China and U.S must cooperate to stop Pacific Islands from sinking, urges Micronesia president

0
2082

Climate change is more of a threat to the Indo-Pacific region than a great power war, the president of the Pacific’s Federated States of Micronesia has warned in an interview with The Telegraph.

“Saving humanity is way paramount and more important than the geopolitical competitions that happen around the world,” said President David Panuelo, urging the United States and China to “cooperate and lead” in the fight against the global climate crisis.

Ahead of the United Nations climate change conference in Glasgow in November, Pacific Island nations are struggling to be heard above the voices of powerful, industrialised nations who are equally eyeing Indo-Pacific outposts to help project their political and military power.

President Panuelo stressed that as vital as his nation’s islands are to the defence of a free and open Pacific, they are also disappearing.

Houses were already being inundated with salt water and staple crops on outer islands being ruined by rising sea levels, creating food insecurity, he said.

“Our fight and challenge on climate change might be more challenging than we felt through the second world war,” he warned.

His nation barely tops 100,000 citizens spread across 607 islands, but it has outsized significance not only as a bellwether of global warming but also for the tactical advantages offered by its location at the heart of a region where the U.S and China are competing for military dominance.

The country’s waters occupy more than 1,000,000 square miles of ocean, containing a patchwork of vital trade routes.

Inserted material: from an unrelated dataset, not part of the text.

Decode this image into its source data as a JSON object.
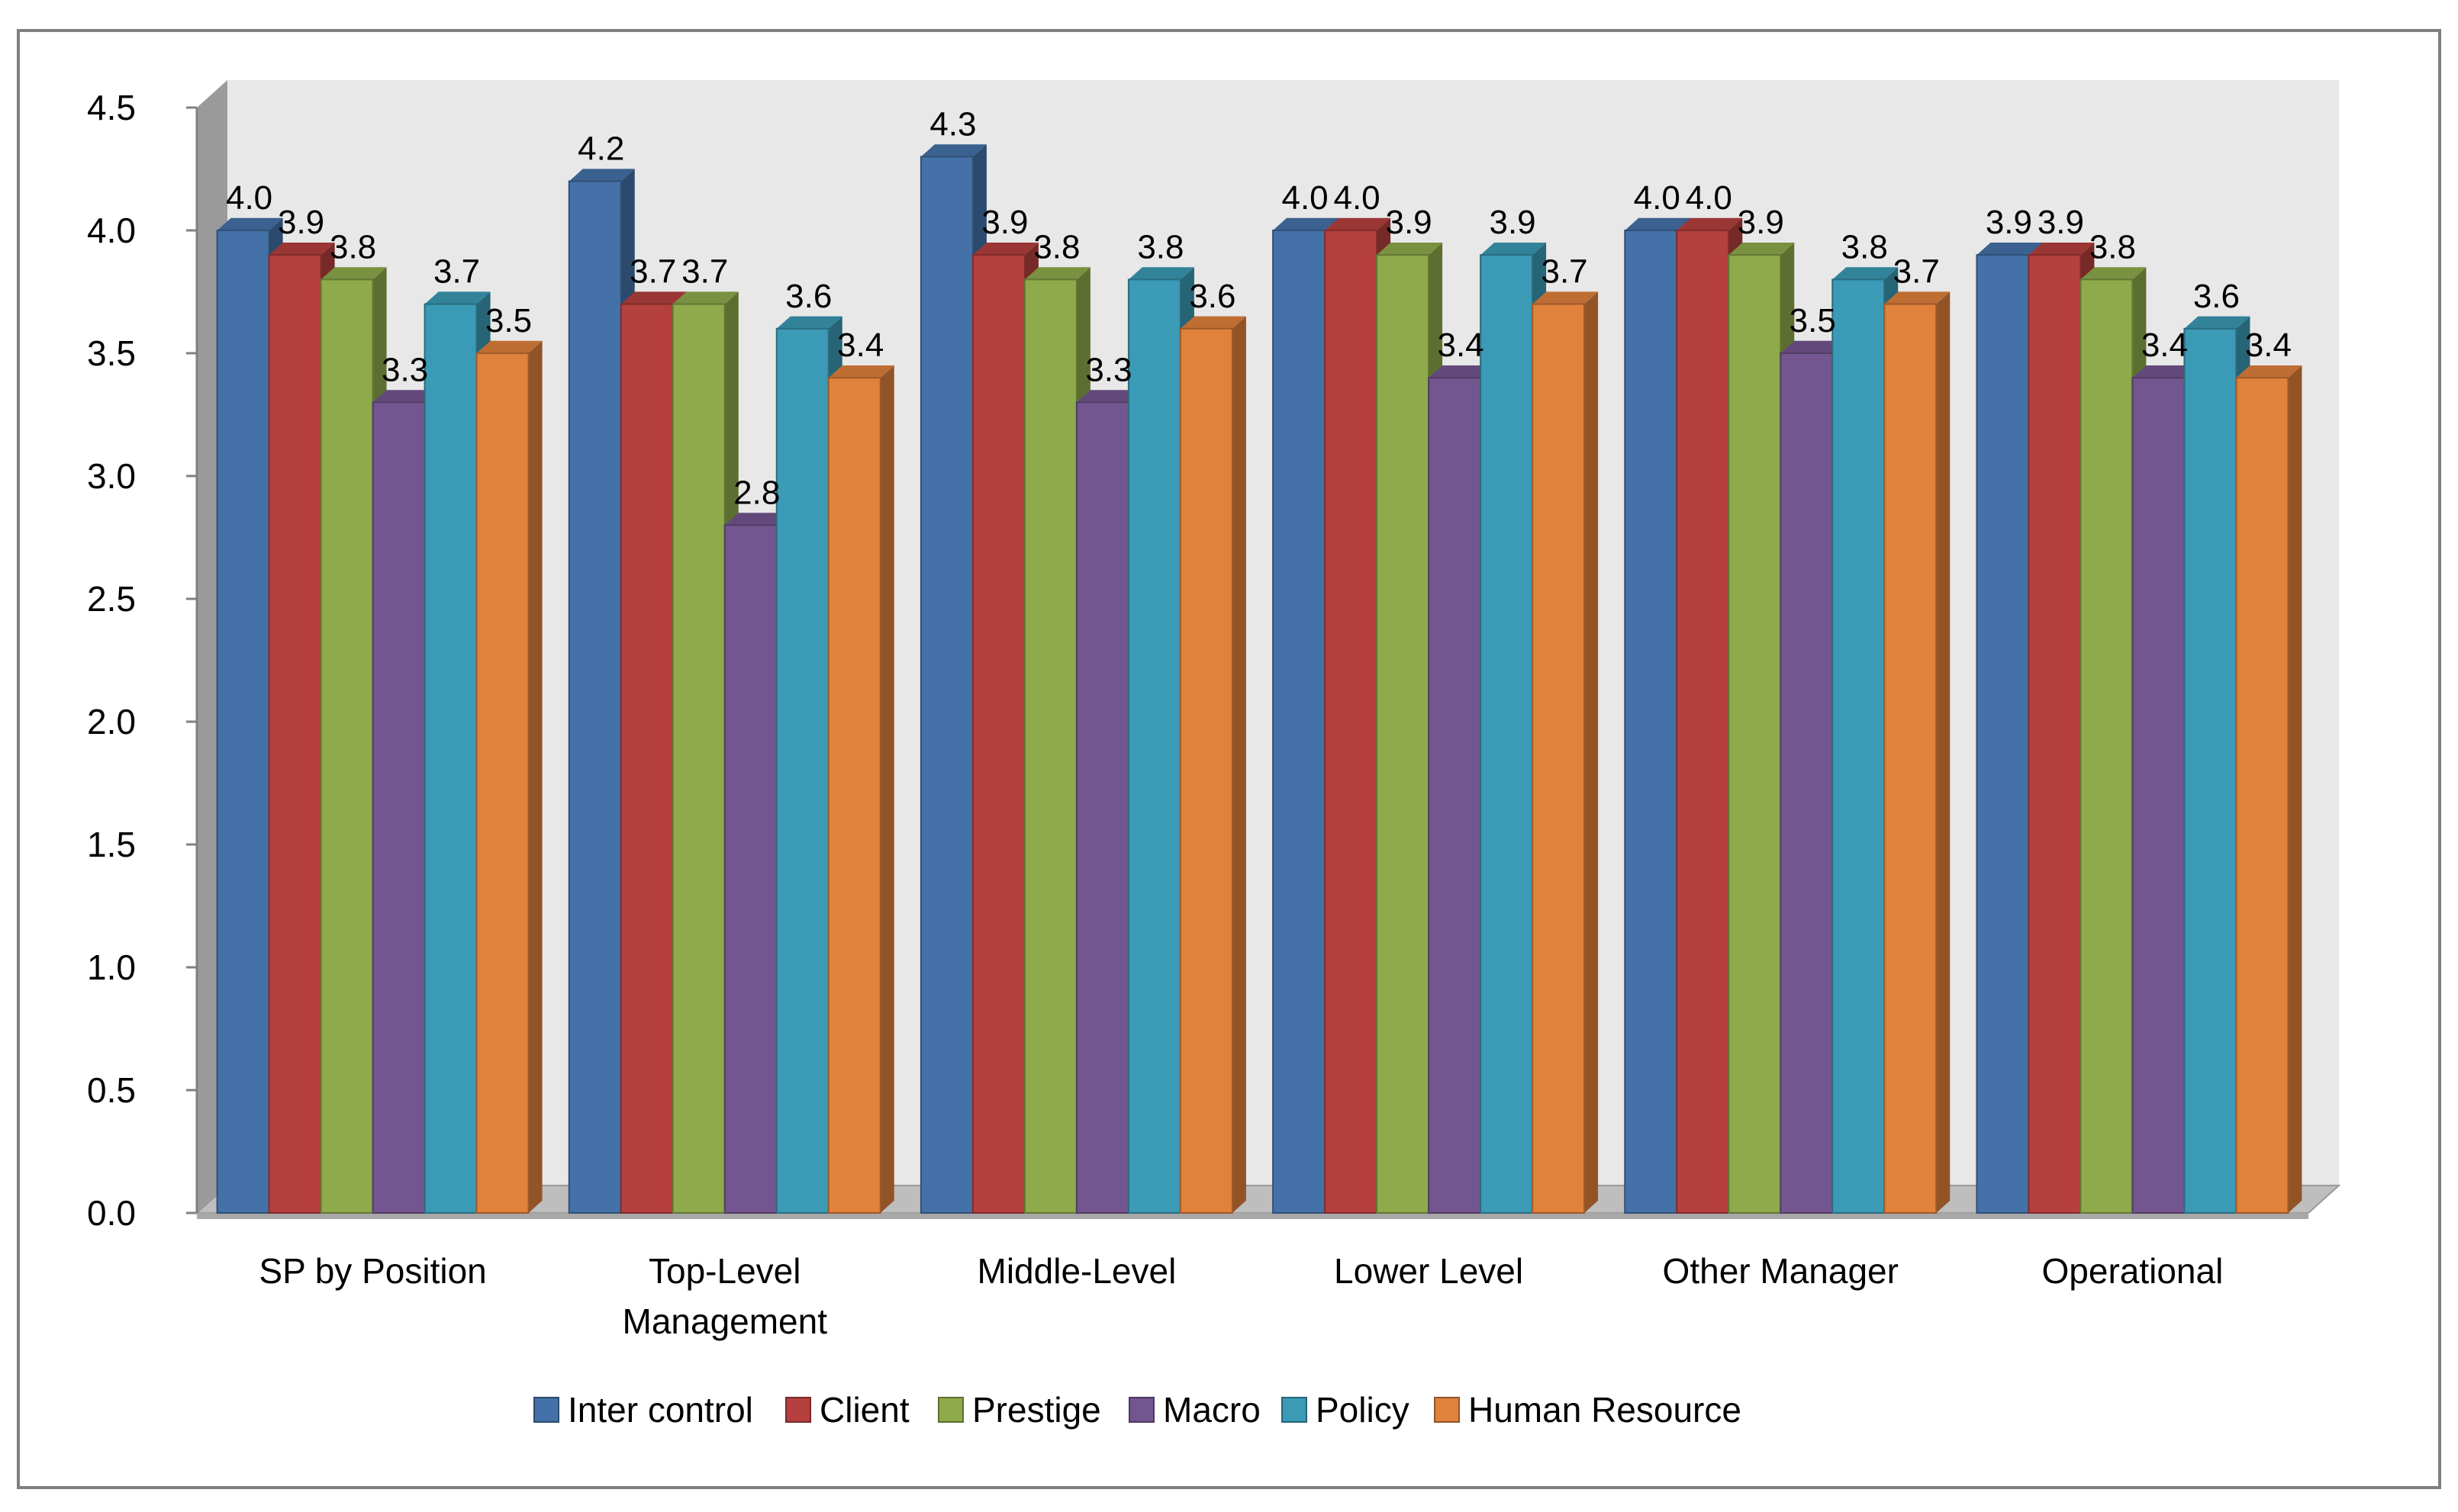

A key battleground during World War 2, Micronesia remains a strategic axis for rival regional nations and its defence is crucial to Australia’s security.

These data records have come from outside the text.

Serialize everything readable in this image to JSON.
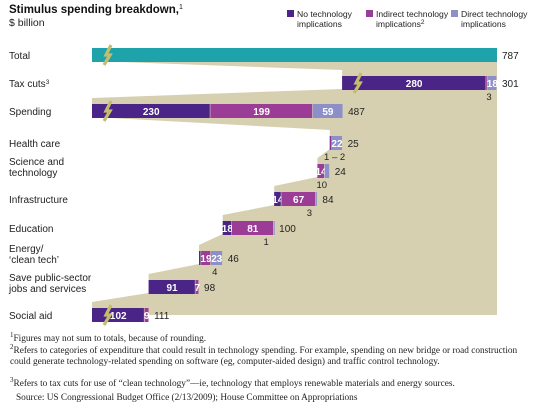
{
  "title": "Stimulus spending breakdown,",
  "title_note": "1",
  "subtitle": "$ billion",
  "colors": {
    "none": "#4a2487",
    "indirect": "#9b3d97",
    "direct": "#8c8fc8",
    "total": "#1fa3aa",
    "background": "#d6d0b0",
    "break": "#c4bc6e"
  },
  "legend": [
    {
      "key": "none",
      "label1": "No technology",
      "label2": "implications",
      "note": ""
    },
    {
      "key": "indirect",
      "label1": "Indirect technology",
      "label2": "implications",
      "note": "2"
    },
    {
      "key": "direct",
      "label1": "Direct technology",
      "label2": "implications",
      "note": ""
    }
  ],
  "chart_data": {
    "type": "bar",
    "subtype": "waterfall",
    "title": "Stimulus spending breakdown,",
    "subtitle": "$ billion",
    "series_names": [
      "No technology implications",
      "Indirect technology implications",
      "Direct technology implications"
    ],
    "rows": [
      {
        "label": "Total",
        "label2": "",
        "note": "",
        "start": 0,
        "none": 787,
        "indirect": 0,
        "direct": 0,
        "total": "787",
        "is_total": true,
        "broken": true,
        "inside": [
          "",
          "",
          ""
        ],
        "below": ""
      },
      {
        "label": "Tax cuts",
        "label2": "",
        "note": "3",
        "start": 486,
        "none": 280,
        "indirect": 3,
        "direct": 18,
        "total": "301",
        "broken": true,
        "inside": [
          "280",
          "",
          "18"
        ],
        "below": "3"
      },
      {
        "label": "Spending",
        "label2": "",
        "note": "",
        "start": 0,
        "none": 230,
        "indirect": 199,
        "direct": 59,
        "total": "487",
        "broken": true,
        "inside": [
          "230",
          "199",
          "59"
        ],
        "below": ""
      },
      {
        "label": "Health care",
        "label2": "",
        "note": "",
        "start": 462,
        "none": 1,
        "indirect": 2,
        "direct": 22,
        "total": "25",
        "inside": [
          "",
          "",
          "22"
        ],
        "below": "1 – 2"
      },
      {
        "label": "Science and",
        "label2": "technology",
        "note": "",
        "start": 438,
        "none": 0,
        "indirect": 14,
        "direct": 10,
        "total": "24",
        "inside": [
          "",
          "14",
          ""
        ],
        "below": "10"
      },
      {
        "label": "Infrastructure",
        "label2": "",
        "note": "",
        "start": 354,
        "none": 14,
        "indirect": 67,
        "direct": 3,
        "total": "84",
        "inside": [
          "14",
          "67",
          ""
        ],
        "below": "3"
      },
      {
        "label": "Education",
        "label2": "",
        "note": "",
        "start": 254,
        "none": 18,
        "indirect": 81,
        "direct": 1,
        "total": "100",
        "inside": [
          "18",
          "81",
          ""
        ],
        "below": "1"
      },
      {
        "label": "Energy/",
        "label2": "‘clean tech’",
        "note": "",
        "start": 208,
        "none": 4,
        "indirect": 19,
        "direct": 23,
        "total": "46",
        "inside": [
          "",
          "19",
          "23"
        ],
        "below": "4"
      },
      {
        "label": "Save public-sector",
        "label2": "jobs and services",
        "note": "",
        "start": 110,
        "none": 91,
        "indirect": 7,
        "direct": 0,
        "total": "98",
        "inside": [
          "91",
          "7",
          ""
        ],
        "below": ""
      },
      {
        "label": "Social aid",
        "label2": "",
        "note": "",
        "start": 0,
        "none": 102,
        "indirect": 9,
        "direct": 0,
        "total": "111",
        "broken": true,
        "inside": [
          "102",
          "9",
          ""
        ],
        "below": ""
      }
    ]
  },
  "footnotes": [
    {
      "num": "1",
      "text": "Figures may not sum to totals, because of rounding."
    },
    {
      "num": "2",
      "text": "Refers to categories of expenditure that could result in technology spending. For example, spending on new bridge or road construction could generate technology-related spending on software (eg, computer-aided design) and traffic control technology."
    },
    {
      "num": "3",
      "text": "Refers to tax cuts for use of “clean technology”—ie, technology that employs renewable materials and energy sources."
    }
  ],
  "source": "Source: US Congressional Budget Office (2/13/2009); House Committee on Appropriations"
}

President Panuelo’s comments were made a few weeks after signing a deal with the U.S Indo-Pacific command to collaborate on plans “for more frequent and permanent US armed forces presence” both “temporarily and permanently” on the archipelago.

Defence experts have long touted the value of spreading US military personnel and assets across a wider range of Pacific Island bases as the U.S seeks to expand its military footprint and build a more effective deterrent against Chinese military power.

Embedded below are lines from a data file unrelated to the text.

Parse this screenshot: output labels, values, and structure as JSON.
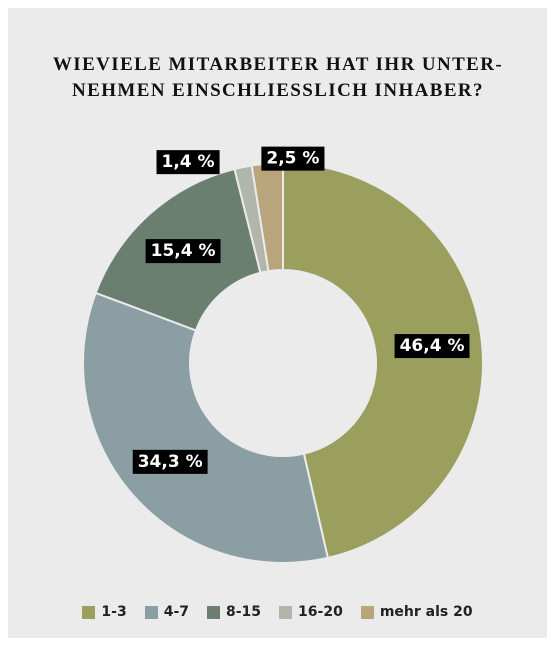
{
  "chart_data": {
    "type": "donut",
    "title": [
      "WIEVIELE MITARBEITER HAT IHR UNTER-",
      "NEHMEN EINSCHLIESSLICH INHABER?"
    ],
    "categories": [
      "1-3",
      "4-7",
      "8-15",
      "16-20",
      "mehr als 20"
    ],
    "values": [
      46.4,
      34.3,
      15.4,
      1.4,
      2.5
    ],
    "value_labels": [
      "46,4 %",
      "34,3 %",
      "15,4 %",
      "1,4 %",
      "2,5 %"
    ],
    "colors": [
      "#9b9f5d",
      "#8a9ea4",
      "#6a7f6f",
      "#b1b6aa",
      "#b9a47c"
    ],
    "legend": "bottom"
  }
}
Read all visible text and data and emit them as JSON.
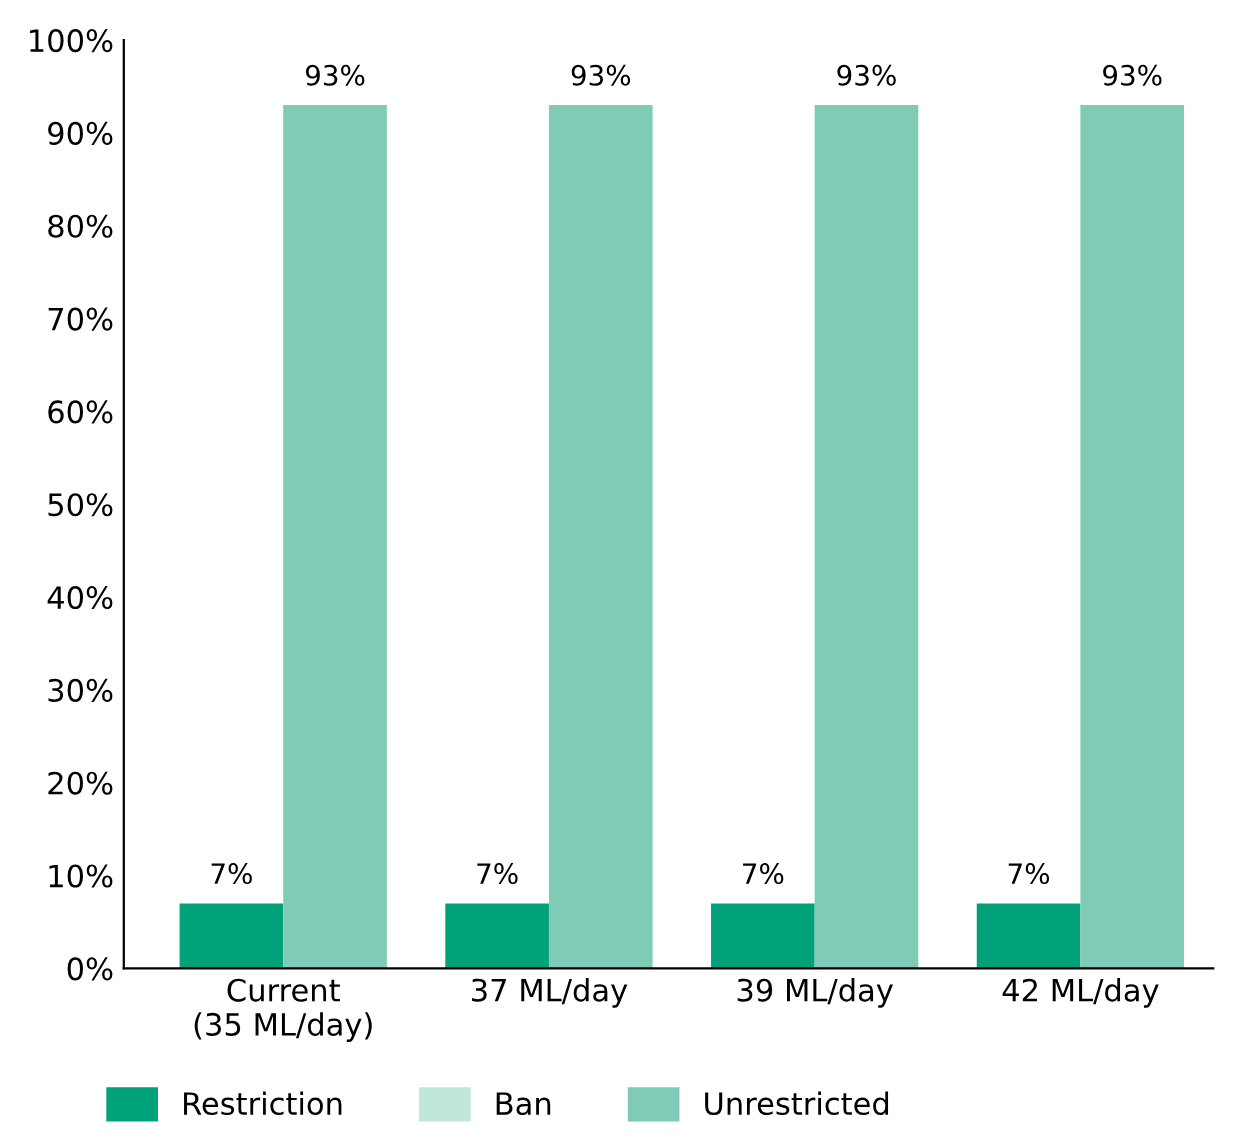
{
  "chart_data": {
    "type": "bar",
    "categories": [
      "Current\n(35 ML/day)",
      "37 ML/day",
      "39 ML/day",
      "42 ML/day"
    ],
    "series": [
      {
        "name": "Restriction",
        "color": "#00a27a",
        "values": [
          7,
          7,
          7,
          7
        ],
        "value_labels": [
          "7%",
          "7%",
          "7%",
          "7%"
        ]
      },
      {
        "name": "Ban",
        "color": "#bfe8da",
        "values": [
          null,
          null,
          null,
          null
        ]
      },
      {
        "name": "Unrestricted",
        "color": "#7fcbb5",
        "values": [
          93,
          93,
          93,
          93
        ],
        "value_labels": [
          "93%",
          "93%",
          "93%",
          "93%"
        ]
      }
    ],
    "ylim": [
      0,
      100
    ],
    "yticks": [
      {
        "value": 0,
        "label": "0%"
      },
      {
        "value": 10,
        "label": "10%"
      },
      {
        "value": 20,
        "label": "20%"
      },
      {
        "value": 30,
        "label": "30%"
      },
      {
        "value": 40,
        "label": "40%"
      },
      {
        "value": 50,
        "label": "50%"
      },
      {
        "value": 60,
        "label": "60%"
      },
      {
        "value": 70,
        "label": "70%"
      },
      {
        "value": 80,
        "label": "80%"
      },
      {
        "value": 90,
        "label": "90%"
      },
      {
        "value": 100,
        "label": "100%"
      }
    ],
    "grid": false,
    "legend": "bottom"
  }
}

The president said the new agreement could cover everything from increased coastguard resources to tackle illegal fishing, to improving critical infrastructure including air and seaports that would offer greater agility to the U.S military.

He said his country wanted to ensure free access high seas trade routes, but that “we don’t want to invite the kind of competition that can disharmonise unity and peace.”

The World Bank’s Groundswell report, released in September, predicted climate change could displace 48.4 million in the Pacific and East Asia by 2050.

“Who is going to be able to eat money when our support system is decimated on this planet? Our life support system is right there on the land and in the water and in the air. If that’s all gone then the world is going to feel the pinch and especially the bigger countries,” said President Panuelo.

In 2019, a report by the RAND corporation, a U.S think tank, described a “power projection superhighway running through the North Pacific,” urging the government to open “open a productive new chapter” of engagement with the FSM, Marshall Islands and Palau in its rivalry with China.

All three nations are closely linked to the United States through treaties known as Compacts of Free Association (COFA), that grant the Pentagon virtually unrestricted military access in exchange for a security guarantee and benefits for their citizens.

Their global prominence has continued to rise as major powers pivot their focus on the Indo-Pacific, and amid a growing tapestry of alliances against Chinese regional hegemony, including the recently unveiled “Aukus” defence partnership between the UK, Australia and the U.S.

Heino Klinck, former U.S deputy assistant secretary of defence for East Asia, described the pact as an additional piece on the “geopolitical chessboard of competition with China” which would provide Australia with a capability that helped counter the “tyranny of distance” in the vast Indo-Pacific region.

The FSM, sitting north of Australia and east of the Philippines, forms part of the “second island chain” that U.S military strategists view as a critical line of defence against Chinese advances across the Pacific.

A greater U.S military presence on these islands “changes the strategic landscape and provides us with more flexibility and it complicates the Chinese calculus,” said Klinck.

Elbridge Colby, a former Pentagon official whose new book, “The Strategy of Denial,” focuses on U.S-China confrontation, said Micronesia offered the U.S military “defensive depth” in the region as Beijing built up a formidable naval force.

The People’s Liberation Army was “now a power projection military,” he said. “They are building a military to go throughout the region and beyond,” he added, referring to three aircraft carriers by the middle of the decade, and nuclear submarines.

“The PLA is the most formidable force since the Red Army and certainly has more maritime capability that the Soviets ever had. We’re talking about a superpower.”

President Panuelo acknowledged the security challenge but, as the sole COFA state to have formal relations with China, he hopes to straddle the interests of the competing superpowers, especially on climate change.

“With the U.S and China, I tell them to compete but on responsible terms. Compete on trade and improving our environment,” he said, adding that the climate crisis trumped traditional security as the world’s “greatest existential threat.”

“We’d like to think [industrialised nations] have the wisdom to care for themselves, for their neighbours and for our planet because what good is competition in the military form if there are bigger issues like climate change?” he said.